If you want to save a buck AND save energy, purchase a standard W/D and use only cold water and the clothesline whenever possible. Look to save energy on things you use every day or all the time, like an energy efficient car, lighting, television, dishwasher, computer, etc...


----------



## angus242 (May 1, 2008)

I personally prefer a front loading washer because of it's cleaning ability. I have owned both kinds over the years and a front loader cleans every bit as well as a top loader but it's way more gentle on your clothes. So you can add to your "pros" list:
- clothes will last longer (compared to washing with front loader)
- uses less soap.

Also, I don't always buy the return-on-investment (ROI) argument. If I have $600 to spend and buy a washer for $400, that doesn't mean that I bank the saved $200 and put that towards the larger utility bills. But if I spend the entire $600, I will instantly see savings on my utilities. Unless you're buying the appliance on credit, I tend to see people more worried about their overall monthly budgets than the initial purchase price. That's why I don't put so much validity to the ROI debate.
That said, if you pay full price for a top of the line front loader, you've just screwed yourself! I have never come close to paying top dollar for top quality. Along with the used option, here are 2 more. Try an outlet store. Not sure where you're located but Sears has appliance outlet stores. I have purchased a Kenmore front loader from there that had a dent in the lower case. It was strictly aesthetic but I only paid $550. It was brand new and came with a full warranty. Another way to save big is last years models. I just purchased a top of the line LG front loader and received $650 off because the store wanted to clear inventory for the newer models. 
Those are 2 simple ways to get yourself into a better line of washing machine. The last bit of advise is to reiterate something that was already mentioned. Unless you have some designer laundry room that's on the cover of a magazine, don't worry about matching the washer and dryer. Sure, you can get a fancy Ferrari-red top-load washer, but the over-priced matching dryer is no more efficient than the white model that's $400 cheaper. A dryer, to me, is all about capacity and controls. I make sure that the dryer, at least, has temperature controls so I don't have to bake my clothes dry. Low heat works just fine which is another way to save your fabrics. Besides, my fancy front loader spins at such a high rate, most clothes come out of the washer fairly dry to begin with.
I don't buy my appliance purchases to be "green". I buy them because they do their job great. As a side-effect, I happen to save money on utilities too.
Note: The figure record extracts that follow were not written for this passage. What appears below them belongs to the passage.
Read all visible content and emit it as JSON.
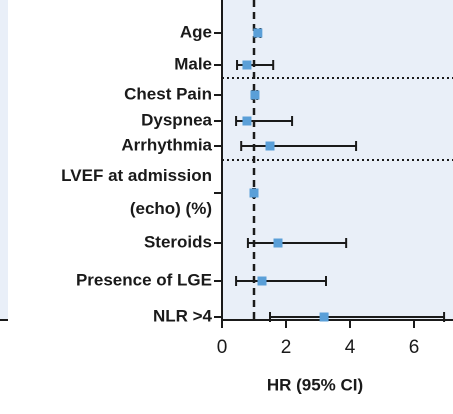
{
  "chart_data": {
    "type": "forest",
    "categories": [
      [
        "Age"
      ],
      [
        "Male"
      ],
      [
        "Chest Pain"
      ],
      [
        "Dyspnea"
      ],
      [
        "Arrhythmia"
      ],
      [
        "LVEF at admission",
        "(echo) (%)"
      ],
      [
        "Steroids"
      ],
      [
        "Presence of LGE"
      ],
      [
        "NLR >4"
      ]
    ],
    "values": [
      1.12,
      0.78,
      1.03,
      0.78,
      1.5,
      1.0,
      1.75,
      1.25,
      3.19
    ],
    "lower": [
      1.05,
      0.47,
      0.95,
      0.44,
      0.6,
      0.97,
      0.81,
      0.44,
      1.5
    ],
    "upper": [
      1.2,
      1.6,
      1.1,
      2.19,
      4.19,
      1.03,
      3.88,
      3.25,
      6.94
    ],
    "color": "#5a9fd8",
    "reference": 1,
    "xlim": [
      0,
      7.2
    ],
    "xticks": [
      0,
      2,
      4,
      6
    ],
    "xlabel": "HR (95% CI)"
  }
}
If that makes me "green", so be it.


----------



## krankykitty (May 16, 2008)

hmmmm... for what it is worth, my front-loader actually washes better and faster than my old top-loader did. this is sortof a big deal, as i work in the oilfield, and an always shoving nasty greasy coveralls into it. have never had any problems with dirt from one load getting on the next load. as an aside, the rig i work on has maytag front-loading washer (and the matching dryers) like mine. there are over 100 people on the rig at a time. this = about 100 loads of laundry going through 7 washers per day. they haven't replaced any of the washers in over a year. i think this will probably outlive any standard family use. another thing would be to consider that many laundromats are going over to front loading washers. i would guess that they are not going to select a type of machine that is going to break down quickly...

all of that being said... there is a trick to buying appliances:
1) sign up on home depot, lowes, and many other store's site saying you "moved" they will send you a 10% coupon, good for a single trip, usually up to $5000.
2) wait for a holiday... 4th of July, memorial day, etc all of the appliances go on an additional 10+% off
3) check out the manufacturers' websites. many of them offer rebates if you buy washer/dryer pairs
4) sometimes the box stores offer rebates on energy star appliances
5) and, as a previous poster mentioned, sometimes you can get a much better deal at the end of the year

now, add up your 20% off, subtract the rebates and discounts, and count in the free delivery....

and maybe that high-end washer/dryer combo is cheaper than you thought. was for me anyway.


----------



## fierysun (Aug 2, 2007)

I've had my Whirlpool Duets for about 7 years now without any issues. We're able to wash larger loads of clothes compared to the extra large washer and dryer pair we had before. 

In the past I worked for a retailer that sold appliances and know that there is about 25 - 35% markup on higher end appliances. They really don't make much on the $600 washer and dryer pair. Also, even though the store policy says they don't negotiate on their prices the exception is on open box and return items. There should be a date on the open box tag. This will let you know the last time they marked down the item. Personally, I don't mind a scratch on my washing machine.


----------